Grandmother never undresses. We have watched her in her room at night. She takes off her skirt and there's another skirt underneath. She takes off her blouse and there's another blouse underneath. She goes to bed like that. She doesn't take off her shawl.
Grandmother doesn't say much. Except in the evening. In the evening, she takes a bottle down from a shelf and drinks straight out of it. Soon she starts to talk in a language we don't know. It's not the language the foreign soldiers speak, it's a quite different language.
In that unknown language, Grandmother asks herself questions and answers them. Sometimes she laughs, sometimes she gets angry and shouts. In the end, almost always, she starts crying, she staggers into her room, she drops onto her bed, and we hear her sobbing far into the night.
Our Chores
We have to do certain chores for Grandmother, otherwise she doesn't give us anything to eat and leaves us to spend the night outdoors.
At first we refuse to obey her.
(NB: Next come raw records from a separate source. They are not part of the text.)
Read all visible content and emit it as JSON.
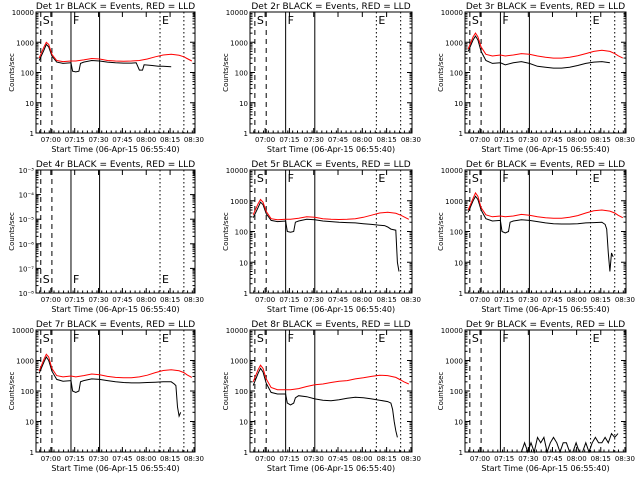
{
  "xlabel": "Start Time (06-Apr-15 06:55:40)",
  "ylabel": "Counts/sec",
  "x_ticks": [
    "07:00",
    "07:15",
    "07:30",
    "07:45",
    "08:00",
    "08:15",
    "08:30"
  ],
  "x_range_minutes": [
    -5,
    95
  ],
  "colors": {
    "events": "#000000",
    "lld": "#ff0000",
    "axes": "#000000"
  },
  "markers": [
    {
      "label": "S",
      "x": -2,
      "style": "dashed"
    },
    {
      "label": "",
      "x": 5,
      "style": "dashed"
    },
    {
      "label": "F",
      "x": 17,
      "style": "solid"
    },
    {
      "label": "",
      "x": 35,
      "style": "solid"
    },
    {
      "label": "E",
      "x": 73,
      "style": "dotted"
    },
    {
      "label": "",
      "x": 88,
      "style": "dotted"
    }
  ],
  "chart_data": [
    {
      "type": "line",
      "title": "Det 1r  BLACK = Events, RED = LLD",
      "yscale": "log",
      "ylim": [
        1,
        10000
      ],
      "y_ticks": [
        "1",
        "10",
        "100",
        "1000",
        "10000"
      ],
      "series": [
        {
          "color": "red",
          "x": [
            -3,
            0,
            1.5,
            3,
            5,
            8,
            12,
            17,
            20,
            25,
            30,
            35,
            40,
            45,
            50,
            55,
            60,
            65,
            70,
            75,
            80,
            85,
            88,
            90,
            93
          ],
          "y": [
            300,
            700,
            1000,
            850,
            400,
            250,
            230,
            240,
            240,
            260,
            290,
            280,
            250,
            240,
            235,
            240,
            250,
            280,
            330,
            380,
            400,
            370,
            330,
            290,
            240
          ]
        },
        {
          "color": "black",
          "x": [
            -3,
            0,
            1.5,
            3,
            5,
            8,
            12,
            17,
            18,
            20,
            22,
            23,
            25,
            30,
            35,
            40,
            45,
            50,
            55,
            58,
            60,
            62,
            63,
            68,
            72,
            75,
            80
          ],
          "y": [
            250,
            550,
            850,
            700,
            350,
            220,
            200,
            210,
            110,
            105,
            110,
            200,
            220,
            250,
            240,
            220,
            210,
            205,
            205,
            210,
            120,
            120,
            180,
            170,
            160,
            160,
            155
          ]
        }
      ]
    },
    {
      "type": "line",
      "title": "Det 2r  BLACK = Events, RED = LLD",
      "yscale": "log",
      "ylim": [
        1,
        10000
      ],
      "y_ticks": [
        "1",
        "10",
        "100",
        "1000",
        "10000"
      ],
      "series": []
    },
    {
      "type": "line",
      "title": "Det 3r  BLACK = Events, RED = LLD",
      "yscale": "log",
      "ylim": [
        1,
        10000
      ],
      "y_ticks": [
        "1",
        "10",
        "100",
        "1000",
        "10000"
      ],
      "series": [
        {
          "color": "red",
          "x": [
            -3,
            0,
            1.5,
            3,
            5,
            8,
            12,
            17,
            20,
            25,
            30,
            35,
            40,
            45,
            50,
            55,
            60,
            65,
            70,
            75,
            80,
            85,
            88,
            90,
            93
          ],
          "y": [
            600,
            1500,
            2000,
            1500,
            700,
            400,
            350,
            380,
            350,
            380,
            420,
            400,
            350,
            320,
            300,
            300,
            320,
            360,
            420,
            500,
            540,
            500,
            420,
            360,
            300
          ]
        },
        {
          "color": "black",
          "x": [
            -3,
            0,
            1.5,
            3,
            5,
            8,
            12,
            17,
            20,
            25,
            30,
            35,
            40,
            45,
            50,
            55,
            60,
            65,
            70,
            75,
            80,
            85
          ],
          "y": [
            500,
            1200,
            1600,
            1200,
            500,
            250,
            200,
            210,
            180,
            210,
            230,
            200,
            160,
            150,
            140,
            140,
            150,
            170,
            200,
            220,
            230,
            210
          ]
        }
      ]
    },
    {
      "type": "line",
      "title": "Det 4r  BLACK = Events, RED = LLD",
      "yscale": "log",
      "ylim": [
        1e-08,
        0.001
      ],
      "y_ticks": [
        "10⁻⁸",
        "10⁻⁷",
        "10⁻⁶",
        "10⁻⁵",
        "10⁻⁴",
        "10⁻³"
      ],
      "series": []
    },
    {
      "type": "line",
      "title": "Det 5r  BLACK = Events, RED = LLD",
      "yscale": "log",
      "ylim": [
        1,
        10000
      ],
      "y_ticks": [
        "1",
        "10",
        "100",
        "1000",
        "10000"
      ],
      "series": [
        {
          "color": "red",
          "x": [
            -3,
            0,
            1.5,
            3,
            5,
            8,
            12,
            17,
            20,
            25,
            30,
            35,
            40,
            45,
            50,
            55,
            60,
            65,
            70,
            75,
            80,
            85,
            88,
            90,
            93
          ],
          "y": [
            350,
            800,
            1100,
            900,
            450,
            260,
            240,
            250,
            250,
            270,
            300,
            290,
            260,
            250,
            245,
            250,
            260,
            290,
            340,
            400,
            420,
            390,
            340,
            300,
            250
          ]
        },
        {
          "color": "black",
          "x": [
            -3,
            0,
            1.5,
            3,
            5,
            8,
            12,
            17,
            18,
            20,
            22,
            23,
            25,
            30,
            35,
            40,
            45,
            50,
            55,
            60,
            65,
            70,
            75,
            78,
            80,
            82,
            85,
            86,
            87
          ],
          "y": [
            280,
            600,
            900,
            750,
            380,
            230,
            210,
            220,
            100,
            95,
            100,
            200,
            220,
            250,
            240,
            220,
            210,
            200,
            195,
            190,
            180,
            170,
            160,
            155,
            140,
            120,
            110,
            10,
            5
          ]
        }
      ]
    },
    {
      "type": "line",
      "title": "Det 6r  BLACK = Events, RED = LLD",
      "yscale": "log",
      "ylim": [
        1,
        10000
      ],
      "y_ticks": [
        "1",
        "10",
        "100",
        "1000",
        "10000"
      ],
      "series": [
        {
          "color": "red",
          "x": [
            -3,
            0,
            1.5,
            3,
            5,
            8,
            12,
            17,
            20,
            25,
            30,
            35,
            40,
            45,
            50,
            55,
            60,
            65,
            70,
            75,
            80,
            85,
            88,
            90,
            93
          ],
          "y": [
            500,
            1200,
            1800,
            1400,
            600,
            350,
            300,
            320,
            300,
            320,
            360,
            340,
            300,
            280,
            270,
            270,
            290,
            330,
            400,
            470,
            500,
            460,
            400,
            340,
            280
          ]
        },
        {
          "color": "black",
          "x": [
            -3,
            0,
            1.5,
            3,
            5,
            8,
            12,
            17,
            18,
            20,
            22,
            23,
            25,
            30,
            35,
            40,
            45,
            50,
            55,
            60,
            65,
            70,
            75,
            80,
            82,
            83,
            84,
            85,
            86,
            87
          ],
          "y": [
            420,
            1000,
            1400,
            1100,
            500,
            260,
            220,
            230,
            100,
            90,
            100,
            200,
            220,
            240,
            230,
            210,
            190,
            180,
            175,
            175,
            180,
            190,
            195,
            200,
            170,
            120,
            20,
            5,
            20,
            15
          ]
        }
      ]
    },
    {
      "type": "line",
      "title": "Det 7r  BLACK = Events, RED = LLD",
      "yscale": "log",
      "ylim": [
        1,
        10000
      ],
      "y_ticks": [
        "1",
        "10",
        "100",
        "1000",
        "10000"
      ],
      "series": [
        {
          "color": "red",
          "x": [
            -3,
            0,
            1.5,
            3,
            5,
            8,
            12,
            17,
            20,
            25,
            30,
            35,
            40,
            45,
            50,
            55,
            60,
            65,
            70,
            75,
            80,
            85,
            88,
            90,
            93
          ],
          "y": [
            450,
            1100,
            1600,
            1300,
            550,
            320,
            290,
            310,
            290,
            320,
            360,
            340,
            300,
            280,
            270,
            270,
            290,
            330,
            400,
            470,
            500,
            460,
            400,
            340,
            280
          ]
        },
        {
          "color": "black",
          "x": [
            -3,
            0,
            1.5,
            3,
            5,
            8,
            12,
            17,
            18,
            20,
            22,
            23,
            25,
            30,
            35,
            40,
            45,
            50,
            55,
            60,
            65,
            70,
            75,
            80,
            82,
            83,
            84,
            85,
            86
          ],
          "y": [
            380,
            900,
            1300,
            1000,
            450,
            240,
            210,
            220,
            100,
            90,
            100,
            200,
            220,
            250,
            240,
            220,
            200,
            190,
            185,
            185,
            190,
            195,
            200,
            200,
            170,
            150,
            30,
            15,
            20
          ]
        }
      ]
    },
    {
      "type": "line",
      "title": "Det 8r  BLACK = Events, RED = LLD",
      "yscale": "log",
      "ylim": [
        1,
        10000
      ],
      "y_ticks": [
        "1",
        "10",
        "100",
        "1000",
        "10000"
      ],
      "series": [
        {
          "color": "red",
          "x": [
            -3,
            0,
            1.5,
            3,
            5,
            8,
            12,
            17,
            20,
            25,
            30,
            35,
            40,
            45,
            50,
            55,
            60,
            65,
            70,
            75,
            80,
            85,
            88,
            90,
            93
          ],
          "y": [
            200,
            500,
            700,
            550,
            250,
            130,
            110,
            110,
            110,
            120,
            140,
            160,
            170,
            190,
            210,
            220,
            250,
            270,
            300,
            330,
            320,
            280,
            230,
            200,
            170
          ]
        },
        {
          "color": "black",
          "x": [
            -3,
            0,
            1.5,
            3,
            5,
            8,
            12,
            17,
            18,
            20,
            22,
            23,
            25,
            30,
            35,
            40,
            45,
            50,
            55,
            60,
            65,
            70,
            75,
            80,
            82,
            83,
            84,
            85,
            86
          ],
          "y": [
            150,
            380,
            550,
            420,
            180,
            90,
            80,
            80,
            40,
            35,
            40,
            60,
            70,
            65,
            55,
            50,
            48,
            52,
            58,
            62,
            60,
            55,
            50,
            45,
            40,
            25,
            10,
            5,
            3
          ]
        }
      ]
    },
    {
      "type": "line",
      "title": "Det 9r  BLACK = Events, RED = LLD",
      "yscale": "log",
      "ylim": [
        1,
        10000
      ],
      "y_ticks": [
        "1",
        "10",
        "100",
        "1000",
        "10000"
      ],
      "series": [
        {
          "color": "black",
          "x": [
            30,
            32,
            34,
            36,
            38,
            40,
            42,
            44,
            46,
            48,
            50,
            52,
            54,
            56,
            58,
            60,
            62,
            64,
            66,
            68,
            70,
            72,
            74,
            76,
            78,
            80,
            82,
            84,
            86,
            88,
            90
          ],
          "y": [
            1,
            2,
            1,
            2,
            1,
            3,
            2,
            3,
            1,
            2,
            3,
            2,
            1,
            2,
            2,
            1,
            1,
            2,
            1,
            1,
            2,
            1,
            2,
            3,
            2,
            2,
            3,
            2,
            4,
            3,
            4
          ]
        }
      ]
    }
  ]
}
We sleep in the garden, we eat fruit and raw vegetables.
In the morning, before daybreak, we see Grandmother leave the house. She says nothing to us. She goes and feeds the animals, milks the goats, then takes them to the bank of the stream, where she ties them to a tree. Then she waters the garden and picks the vegetables and fruit, which she loads into her wheelbarrow. She also puts in a basket full of eggs, a small cage with a rabbit, and a chicken or duck with its legs tied together.
She goes off to market pushing her wheelbarrow, with the strap around her scrawny neck, which forces her head down. She staggers under the weight. The bumps and stones in the road make her lose her balance, but she goes on walking, her feet turned inwards, like a duck. She walks to the town, to the market, without stopping, without putting her wheelbarrow down once.